Met de oprichting in 1947 van het Provinciaal Opbouworgaan Noord-Brabant, als opvolger van het Brabants Volksherstel, wilde de provincie Noord-Brabant de sociale ontwikkelingen die samenhingen met de naoorlogse wederopbouw in goede banen leiden. Om Brabant in de vaart der volkeren op te stoten, was een grootscheepse industrialisatie nodig. Maar men was bang voor de sociale gevolgen van zo’n ingrijpende operatie: alles wat als ‘Brabant eigen’ werd beschouwd, dreigde verloren te gaan en dat moest koste wat kost voorkomen worden. Het Welvaartsplan dat eind jaren veertig op initiatief van Commissaris der Koningin Jan de Quay tot stand kwam, was een poging om daar wat aan te doen en het ‘onvermijdelijke’ en ‘bezorgde’ met elkaar te verzoenen. In die context begon Het PON zijn werk als ‘permanent verzamelcentrum der sociale organisaties in Noord-Brabant.’

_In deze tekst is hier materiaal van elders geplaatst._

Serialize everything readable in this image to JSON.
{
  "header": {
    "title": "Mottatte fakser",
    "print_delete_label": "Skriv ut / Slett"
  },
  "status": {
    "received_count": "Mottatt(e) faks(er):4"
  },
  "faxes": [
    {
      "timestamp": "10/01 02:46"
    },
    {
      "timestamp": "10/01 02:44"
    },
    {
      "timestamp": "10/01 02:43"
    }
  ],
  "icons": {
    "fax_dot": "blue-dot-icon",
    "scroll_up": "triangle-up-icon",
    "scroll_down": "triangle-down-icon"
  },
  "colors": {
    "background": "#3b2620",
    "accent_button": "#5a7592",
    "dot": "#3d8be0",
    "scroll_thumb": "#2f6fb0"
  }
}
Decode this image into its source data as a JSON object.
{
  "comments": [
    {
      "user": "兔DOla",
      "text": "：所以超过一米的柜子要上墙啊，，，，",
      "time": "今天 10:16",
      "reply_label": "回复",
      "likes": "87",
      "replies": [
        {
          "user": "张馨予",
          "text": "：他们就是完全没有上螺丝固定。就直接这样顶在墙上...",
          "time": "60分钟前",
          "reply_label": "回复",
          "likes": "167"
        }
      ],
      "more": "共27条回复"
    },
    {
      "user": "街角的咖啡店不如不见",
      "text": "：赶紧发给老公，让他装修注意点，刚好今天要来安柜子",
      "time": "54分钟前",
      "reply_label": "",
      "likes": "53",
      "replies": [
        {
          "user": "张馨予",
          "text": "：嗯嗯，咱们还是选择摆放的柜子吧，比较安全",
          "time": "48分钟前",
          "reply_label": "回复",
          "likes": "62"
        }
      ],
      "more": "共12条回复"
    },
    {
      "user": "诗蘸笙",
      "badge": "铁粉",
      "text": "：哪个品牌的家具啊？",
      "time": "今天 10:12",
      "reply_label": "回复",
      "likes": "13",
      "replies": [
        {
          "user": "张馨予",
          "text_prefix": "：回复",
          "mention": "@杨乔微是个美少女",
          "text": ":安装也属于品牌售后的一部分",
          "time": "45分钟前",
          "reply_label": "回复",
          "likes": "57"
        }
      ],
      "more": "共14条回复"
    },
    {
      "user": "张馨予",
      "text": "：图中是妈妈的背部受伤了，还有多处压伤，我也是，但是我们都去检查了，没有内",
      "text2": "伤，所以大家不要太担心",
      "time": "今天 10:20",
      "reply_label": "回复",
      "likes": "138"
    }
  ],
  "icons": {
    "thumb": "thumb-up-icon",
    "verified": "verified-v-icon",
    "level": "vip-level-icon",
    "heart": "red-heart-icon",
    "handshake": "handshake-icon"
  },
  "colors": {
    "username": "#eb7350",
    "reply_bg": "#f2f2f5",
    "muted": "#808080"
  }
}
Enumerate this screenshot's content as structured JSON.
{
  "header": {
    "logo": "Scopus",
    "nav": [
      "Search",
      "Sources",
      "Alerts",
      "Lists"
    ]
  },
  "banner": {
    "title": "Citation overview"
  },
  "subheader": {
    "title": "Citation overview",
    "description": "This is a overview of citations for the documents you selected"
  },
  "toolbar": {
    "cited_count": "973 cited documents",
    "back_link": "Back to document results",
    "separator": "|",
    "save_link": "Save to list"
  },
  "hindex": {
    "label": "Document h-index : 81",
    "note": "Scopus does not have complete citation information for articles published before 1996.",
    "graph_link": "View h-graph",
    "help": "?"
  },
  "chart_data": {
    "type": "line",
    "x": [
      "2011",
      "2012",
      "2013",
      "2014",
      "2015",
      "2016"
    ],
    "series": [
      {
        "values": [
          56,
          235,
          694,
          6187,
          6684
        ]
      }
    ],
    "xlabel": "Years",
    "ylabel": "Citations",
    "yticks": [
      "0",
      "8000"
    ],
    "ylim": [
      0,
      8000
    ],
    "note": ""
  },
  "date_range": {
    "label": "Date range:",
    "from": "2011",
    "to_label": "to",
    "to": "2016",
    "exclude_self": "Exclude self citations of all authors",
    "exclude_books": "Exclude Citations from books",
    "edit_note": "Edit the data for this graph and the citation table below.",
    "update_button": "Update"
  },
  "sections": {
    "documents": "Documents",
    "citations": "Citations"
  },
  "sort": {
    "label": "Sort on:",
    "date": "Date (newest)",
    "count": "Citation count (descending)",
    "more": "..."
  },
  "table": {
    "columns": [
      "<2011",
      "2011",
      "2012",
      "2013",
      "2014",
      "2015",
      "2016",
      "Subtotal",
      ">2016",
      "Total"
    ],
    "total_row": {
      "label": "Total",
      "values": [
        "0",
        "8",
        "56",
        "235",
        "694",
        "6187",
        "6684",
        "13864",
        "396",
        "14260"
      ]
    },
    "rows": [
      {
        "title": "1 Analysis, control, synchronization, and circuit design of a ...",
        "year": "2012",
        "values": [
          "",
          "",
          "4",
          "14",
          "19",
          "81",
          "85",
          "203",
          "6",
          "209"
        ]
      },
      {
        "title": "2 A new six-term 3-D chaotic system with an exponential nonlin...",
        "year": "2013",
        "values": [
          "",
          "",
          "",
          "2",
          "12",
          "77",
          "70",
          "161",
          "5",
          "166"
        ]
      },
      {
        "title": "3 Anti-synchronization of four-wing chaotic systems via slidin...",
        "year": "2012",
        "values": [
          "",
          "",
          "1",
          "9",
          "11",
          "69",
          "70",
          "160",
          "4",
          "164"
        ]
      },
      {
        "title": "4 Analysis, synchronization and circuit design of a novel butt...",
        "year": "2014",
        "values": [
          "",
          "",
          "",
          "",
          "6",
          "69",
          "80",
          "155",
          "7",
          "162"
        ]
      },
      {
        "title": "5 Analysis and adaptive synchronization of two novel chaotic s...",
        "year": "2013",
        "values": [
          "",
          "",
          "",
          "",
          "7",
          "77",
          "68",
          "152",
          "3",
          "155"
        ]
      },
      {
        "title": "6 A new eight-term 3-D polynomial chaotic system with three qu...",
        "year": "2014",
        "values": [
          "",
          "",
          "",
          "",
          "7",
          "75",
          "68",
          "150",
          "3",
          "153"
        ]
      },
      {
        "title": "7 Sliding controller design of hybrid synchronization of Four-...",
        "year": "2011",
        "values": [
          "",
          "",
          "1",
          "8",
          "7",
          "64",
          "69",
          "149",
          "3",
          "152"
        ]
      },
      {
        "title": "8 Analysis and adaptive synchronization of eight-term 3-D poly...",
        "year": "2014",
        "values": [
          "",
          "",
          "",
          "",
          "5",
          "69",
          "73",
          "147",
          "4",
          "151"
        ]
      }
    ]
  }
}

In heel Nederland werden provinciale opbouworganen opgetuigd, die volgens richtlijnen uit Den Haag toch vooral neutraal moesten zijn. Dat was niet bepaald hoe men in het katholieke Brabant tegen het leven aankeek en daar moest dan ook een mouw aan gepast worden. Dat leidde tot veel overleg en uiteindelijk een passage in de oprichtingsstatuten dat ‘de samenwerkende maatschappelijke organisaties uitgaan van de zedelijke normen die tot uiting komen in de volksmond en waarop de samenleving in Noord-Brabant berust’.
Promotievideo voor het Nederlands Volksherstel, 1945
Deze video geeft een goed beeld van de opgaven waar de Nederlandse samenleving in die tijd voor stond. Bron: Nederlands Instituut voor Beeld & Geluid
Onmaatschappelijkheid
Het Opbouworgaan – dat was lange tijd de roepnaam van Het PON – legde zich in de beginjaren vooral toe op onmaatschappelijkheidsonderzoek. Een vorm van sociografisch onderzoek waarbij per gemeente, en als het even kon tot op buurt- en wijkniveau, zoveel mogelijk zaken in kaart werden gebracht: de economische structuur, demografische ontwikkeling, huisvesting, sociale verzorging en, niet in de laatste plaats, ook de ‘religieuze, morele en politieke instelling van de bevolking.’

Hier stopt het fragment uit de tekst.